Geachte lezer
Het kan verkeren, een plaatsvervangend vrederechter die het niet nodig acht om tijdens het opstellen van een beschikking rekening te houden met het bestaan van ons burgerlijk wetboek.
Om een bezinningsperiode in te lassen in de alsmaar negatiever houding van mijn partner tegenover mijzelf en onze drie kinderen heb ik begin dit jaar onze gezamenlijke woonst verlaten voor de duur van vier weken.
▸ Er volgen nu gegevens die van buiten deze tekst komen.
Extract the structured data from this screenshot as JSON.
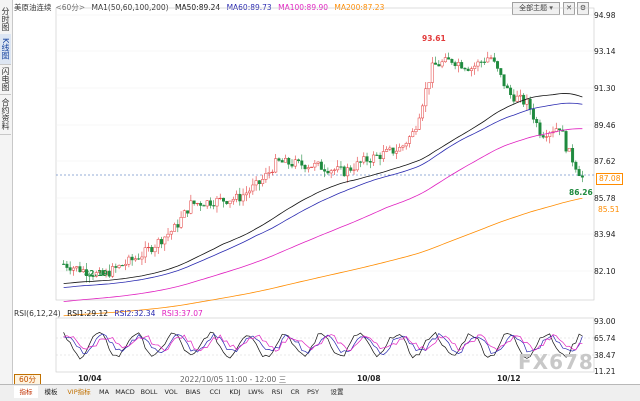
{
  "sidebar": {
    "tabs": [
      "分时图",
      "K线图",
      "闪电图",
      "合约资料"
    ],
    "active": 1
  },
  "header": {
    "instrument": "美原油连续",
    "period_tag": "<60分>",
    "ma_params": "MA1(50,60,100,200)",
    "ma50": "MA50:89.24",
    "ma60": "MA60:89.73",
    "ma100": "MA100:89.90",
    "ma200": "MA200:87.23",
    "theme_button": "全部主题 ▾"
  },
  "colors": {
    "up": "#e23a3a",
    "down": "#1e8a3e",
    "ma50": "#111111",
    "ma60": "#2a2ab0",
    "ma100": "#e020c0",
    "ma200": "#ff8c00",
    "rsi6": "#111111",
    "rsi12": "#2a2ab0",
    "rsi24": "#e020c0",
    "last_price": "#ff8c00"
  },
  "price_axis": [
    "94.98",
    "93.14",
    "91.30",
    "89.46",
    "87.62",
    "85.78",
    "83.94",
    "82.10"
  ],
  "price_tags": {
    "last": "87.08",
    "ma200": "85.51"
  },
  "annotations": {
    "high": "93.61",
    "low": "86.26",
    "start_low": "82.19"
  },
  "rsi": {
    "header": "RSI(6,12,24)",
    "rsi1": "RSI1:29.12",
    "rsi2": "RSI2:32.34",
    "rsi3": "RSI3:37.07",
    "axis": [
      "93.00",
      "65.74",
      "38.47",
      "11.21"
    ]
  },
  "x_axis": {
    "labels": [
      "10/04",
      "10/08",
      "10/12"
    ],
    "timespan": "2022/10/05 11:00 - 12:00 三"
  },
  "period_button": "60分",
  "toolbar": [
    "指标",
    "模板",
    "VIP指标",
    "MA",
    "MACD",
    "BOLL",
    "VOL",
    "BIAS",
    "CCI",
    "KDJ",
    "LW%",
    "RSI",
    "CR",
    "PSY",
    "设置"
  ],
  "watermark": "FX678"
}
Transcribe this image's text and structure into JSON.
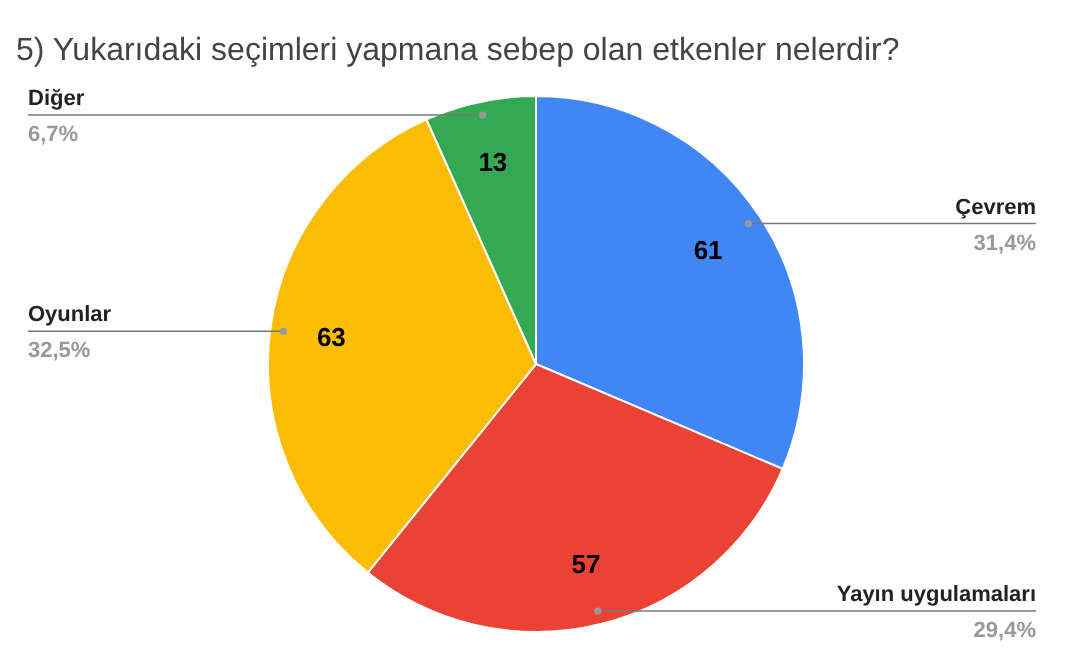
{
  "chart_data": {
    "type": "pie",
    "title": "5) Yukarıdaki seçimleri yapmana sebep olan etkenler nelerdir?",
    "categories": [
      "Çevrem",
      "Yayın uygulamaları",
      "Oyunlar",
      "Diğer"
    ],
    "values": [
      31.4,
      29.4,
      32.5,
      6.7
    ],
    "colors": [
      "#4285f4",
      "#ea4335",
      "#fbbc04",
      "#34a853"
    ],
    "value_labels": [
      "31,4%",
      "29,4%",
      "32,5%",
      "6,7%"
    ],
    "annotations": [
      "61",
      "57",
      "63",
      "13"
    ]
  }
}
Voor mijn partner de verhoopte kans om naar de rechtbank te stappen met als enige argument dat ik haar zondermeer in de steek had gelaten met nauwelijks bestaansmiddelen om in haar levensonderhoud en dat van de kinderen te voorzien (in werkelijkheid ? 7.500,00). Ze was blijkbaar heel selectief in haar bewoordingen tijdens de zitting en vertelt er leugens die mij in een slecht daglicht stellen. Op de rechtbank mag je, zolang je niet onder ede staat, zomaar leugens verspreiden om een gunstig vonnis te verkrijgen? En dit terwijl ze zogezegd, en ik citeer ".... verhoopt in een toekomstige verzoenende hereniging van het gezin."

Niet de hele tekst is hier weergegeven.